Empower Your Team Members To Become Skilled Data Storytellers
The basic ability to interpret and share insights from analytics and business intelligence (BI) is an essential skill for all modern professionals. The good news is that anyone can develop these skills thanks to democratized analytics and the availability of purpose-built, easy-to-understand digital tools.
Unfortunately, most of us still struggle with the part that really counts — conveying insights from analytics to our colleagues in ways that boost business results. Only a few years ago, the National Center for Education Statistics (NCES) found that U.S. adults ranked 21st of 23 countries in two key areas: data interpretation and problem-solving.
It is data storytelling — a business-critical skill that serves as a bridge between analytics and decision-making — that today’s workforce is lacking. Here we’ll share some key points of advice for turning regular business users into skilled data storytellers.
Why Is Data Storytelling So Important To Modern Business?
According to a Harvard Business Review article published early last year, “The data itself is clear on this: Data-driven decision-making markedly improves business performance.” There isn’t a simple path forward for teaching team members to interpret business-critical charts, dashboards and visualizations. Even so, they need the deep understanding those resources provide to make successful decisions.
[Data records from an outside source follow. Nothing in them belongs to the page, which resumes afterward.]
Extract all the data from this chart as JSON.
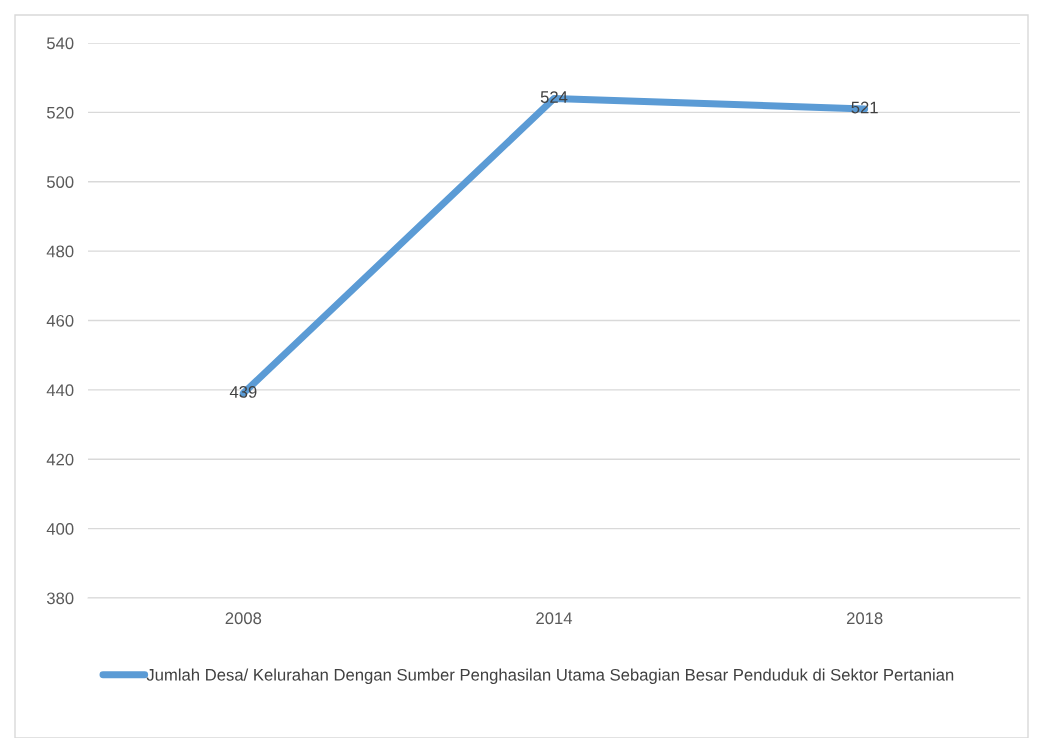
{
  "chart_data": {
    "type": "line",
    "categories": [
      "2008",
      "2014",
      "2018"
    ],
    "series": [
      {
        "name": "Jumlah Desa/ Kelurahan Dengan Sumber Penghasilan Utama Sebagian Besar Penduduk di Sektor Pertanian",
        "color": "#5b9bd5",
        "values": [
          439,
          524,
          521
        ]
      }
    ],
    "ylim": [
      380,
      540
    ],
    "yticks": [
      380,
      400,
      420,
      440,
      460,
      480,
      500,
      520,
      540
    ],
    "grid": "y",
    "legend": "bottom",
    "data_labels": true,
    "marker": "none",
    "line_style": "solid"
  }
}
Data storytelling bridges that gap, even among team members who have no closeness to analytics themselves. Storytellers use data-driven narratives to enlighten those team members for whom data analysis is unavailable, inaccessible or simply not the best use of their time. As Forbes contributor Brent Dykes described, “Data stories provide just the right amount of detail and help the audience to understand the meaning behind the numbers.”
As businesses begin to bridge the gap between advanced analytics and their workers, they need both citizen and professional data scientists who can find value in that data and share it. The burden is on data storytellers to breathe life into the data and give it meaning in the form of narratives that key decision-makers can understand and leverage to drive real results for their companies.
Cultivating Data Storytelling Capacities Within Your Organization
With this in mind, leaders can no longer rely on data scientists alone to access and interpret analytics. Team members in all parts of the organization — sales, marketing, operations and others — require some data storytelling capacities to ensure internal decision-makers remain on the right track.
These storytellers help decision-makers to understand both the business and “human” significance of findings from analytics and to weave those insights into compelling narratives. These stories improve decision-making and also instill the confidence, understanding and agency their team members need to convey meaning as they apply those insights to their own responsibilities.
Today, any “citizen data scientist” can master data storytelling in the context of their or their team’s decision-making roles. Here are four ways you can transform your own team members into capable citizen data scientists and storytellers, relieving them of their dependency on technical users.
Create a road map for data literacy.
Business and team leaders should proactively support data literacy with educational programs that help teams realize the value available through insights and storytelling. In time, all team members should be able to use analytics tools, tell data stories, “speak the language” of analytics or some combination of the three.
Democratize access to insights from analytics.
Expanding access to analytics beyond technical specialists is critical for the data-storytelling capability to grow within your workforce. All team members should either interface with analytics tools or coordinate with immediate team members who have access so that they can share insights readily.
Create “a single version of the truth” for everyone.
Even with individualized data access, all teams should leverage insights from the same analytics resources. In this way, data stories can extend beyond individual teams and align with data stories from other parts of the company.
Start your data-storytelling culture with a targeted approach.
Identifying and applying your knowledge resources to a single, high-impact business area is a great way to begin your data-storytelling initiative. Find the department or team where you can realize the greatest value in the shortest amount of time and then communicate the benefits and results of that initiative to parts of the organization where you will focus next.
In time, data storytelling and the team members who wield it will become catalysts for a more robust data culture within the organization. Even as employees come and go, that foundational understanding will continue as they share with their newest colleagues.
Building A More Resilient Organization
Organizations simply cannot continue without a companywide approach to business intelligence. Preparing regular employees to become data storytellers builds resiliency without costly technical training, which is often reserved for only a small number of data scientists. As goals change and analytics technologies evolve, a culture of data storytelling can prevail, empowering teams to take on a wide range of future challenges.